Most researchers consider the problem of computing the vector $\underline{x}$ such that $$ (\alpha P + (1-\alpha)ve^T)\underline{x} = \underline{x}, $$ as an example of an eigenvalue problem. However, since the eigenvalue of $1$ is known, we can also treat it as the following linear system to solve: $$ (I - \alpha P)\underline{x} = (1-\alpha)v, $$ where we used the fact that $e^T\underline{x} = 1$. Page's suggestion is equivalent to computing the vector $\underline{x}$ via the iteration: $$ x^{(k+1)} = \alpha P \underline{x}^{(k)} + (1-\alpha)v, \qquad x^{(0)} = (1,\ldots,1)^T/N. $$ This iteration is the power iteration (if thought as the eigenvalue problem $(\alpha P + (1-\alpha)ve^T)\underline{x} = \underline{x}$) and Richardson's iteration (if thought as the linear system $(I - \alpha P)\underline{x} = (1-\alpha)v$).

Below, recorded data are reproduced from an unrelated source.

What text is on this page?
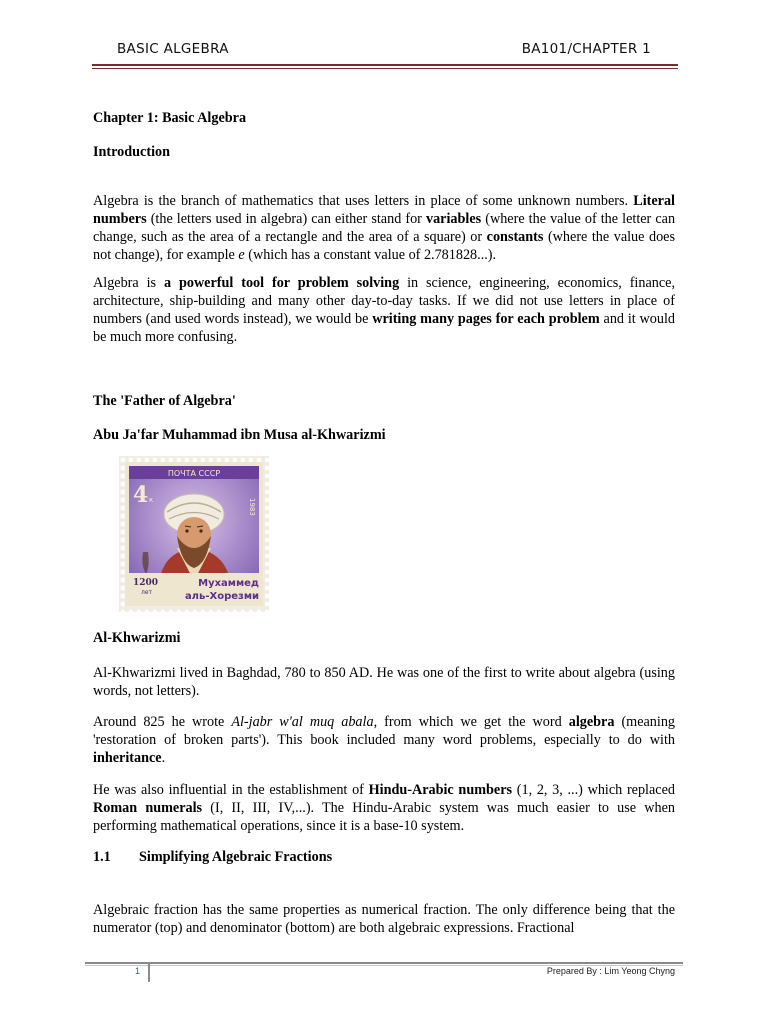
BASIC ALGEBRA	BA101/CHAPTER 1
Chapter 1: Basic Algebra
Introduction

Algebra is the branch of mathematics that uses letters in place of some unknown numbers. Literal numbers (the letters used in algebra) can either stand for variables (where the value of the letter can change, such as the area of a rectangle and the area of a square) or constants (where the value does not change), for example e (which has a constant value of 2.781828...).

Algebra is a powerful tool for problem solving in science, engineering, economics, finance, architecture, ship-building and many other day-to-day tasks. If we did not use letters in place of numbers (and used words instead), we would be writing many pages for each problem and it would be much more confusing.

The 'Father of Algebra'
Abu Ja'far Muhammad ibn Musa al-Khwarizmi
ПОЧТА СССР
4 к	1983
1200
лет
Мухаммед
аль-Хорезми
Al-Khwarizmi

Al-Khwarizmi lived in Baghdad, 780 to 850 AD. He was one of the first to write about algebra (using words, not letters).

Around 825 he wrote Al-jabr w'al muq abala, from which we get the word algebra (meaning 'restoration of broken parts'). This book included many word problems, especially to do with inheritance.

He was also influential in the establishment of Hindu-Arabic numbers (1, 2, 3, ...) which replaced Roman numerals (I, II, III, IV,...). The Hindu-Arabic system was much easier to use when performing mathematical operations, since it is a base-10 system.

1.1 Simplifying Algebraic Fractions

Algebraic fraction has the same properties as numerical fraction. The only difference being that the numerator (top) and denominator (bottom) are both algebraic expressions. Fractional

1	Prepared By : Lim Yeong Chyng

Let $0<\alpha<1$ and consider the error $\underline{x}-\underline{x}^{(k+1)}$:

$$ \underline{x} - \underline{x}^{(k+1)} = \alpha P \underline{x} + (1-\alpha)v - \left(\alpha P \underline{x}^{(k)} + (1-\alpha)v\right) = \alpha P\left(\underline{x} - \underline{x}^{(k)}\right) = \cdots = \alpha^k P^k\left(\underline{x} - \underline{x}^{(0)}\right). $$Therefore, the iteration for finding $\underline{x}$ converges geometrically as $k\rightarrow\infty$. The implementation is simple too.

In [3]:

```
function PageRank( P::Matrix, α::Number, v::Vector )
# Rank pages in the web, given by $P$, with a teleporting parameter of α.
n = size(P,1)
x = ones(n)/n
maxIter = ceil(Int,log(eps(Float64))/log(α))
for k = 1:maxIter
x = α*(P*x) + (1-α)*v
end
return x
end
```

Out[3]:

In [4]:

```
α = .85
N = 10
P = rand(N,N)
P = P./sum(P,1)
v = ones(N)/N
x = PageRank(P, α, v)
```

Out[4]:

A dangling webpage is one without any outgoing links. If the surfer lands on such a page, then we will magically teleport to another webpage on the internet. We write $$ (\alpha P + \alpha D + (1-\alpha)ve^T)\underline{x} = \underline{x}, \qquad v = (1,\ldots,1)^T/N $$ where $D = ve_{\text{hanging}}^T$ and $e_{\text{hanging}}$ is a vector such that the $j$th entry is $1$ if the $j$th webpage is dangling. We modify our code below to deal with dangling webpages.

In [5]:

```
function PageRankDangling( P::SparseMatrixCSC, α::Float64, v::Array{Float64,1} )
# Rank pages in the web, given by $P$, with a teleporting parameter of α. A matrix "D" is calculated
# to treat dangling webpages.
n = size(P,1)
s = sum(P,1)
P = P./s
eDangling = ( s[:] .== 0 )
x = ones(n)/n
# Richard's iteration to solve (αP + αD + (1-α)ve^T)x = x:
maxIter = ceil(Int,log(eps(Float64))/log(α))
for k = 1:maxIter
x = α*(P*x) + α*(dot(eDangling,x)*v) + (1-α)*v
end
return x
end
```

Out[5]:

In [6]:

```
using PyPlot
srand(1234)
n = 5000
α = .85
P = sprand(Bool, n, n, 10/n) # adjacency of outgoing links
v = ones(n)/n
@time x = PageRankDangling(P, α, v)
s = sortperm( x )
println("Top-ranking webpages: ",flipdim(s[end-9:end],1))
```

We note that we can store $P$ as $P = GS$, where $G$ is a $0$-$1$ matrix and $S$ is diagonal. While $Px$ costs $nnz(P)$ additions and $nnz(P)$ multiplications, $G(Sx)$ costs $N$ multiplications (for $Sx$) and $nnz(P)$ additions for $G*(Sx)$.

In [7]:

```
function PageRankDangling_improvement( P::SparseMatrixCSC{Bool,Int64}, α::Float64, v::Array{Float64,1} )
# Rank pages in the web, given by $P$, with a teleporting parameter of α. A matrix "D" is calculated
# to treat dangling webpages.
n = size(P,1)
s = sum(P,1)[:]
# Normalize P and catch dangling webpages:
eDangling = ( s .== 0 )
x = ones(n)/n
# Richard's iteration to solve (αP + αD + (1-α)ve^T)x = x:
for k = 1 : ceil(Int,log(1e-6)/log(α))
x = α*(P*(x./s)) + (α*(dot(eDangling,x)-1) + 1)*v
end
return x
end
```

Out[7]:

In [8]:

```
srand(1234)
n = 100000
α = .85
P = sprand(Bool, n, n, 10/n) # adjacency of outgoing links
v = ones(n)/n
@time x = PageRankDangling_improvement(P, α, v)
s = sortperm( x[:] )
println("Top-ranking webpages: ",flipdim(s[end-9:end],1))
```

Larry Page co-founded Google Inc. with Sergey Brin in 1998. His PhD at Stanford was on understanding the internet and while studying this he came up with the beginnings of Google's PageRank algorithm.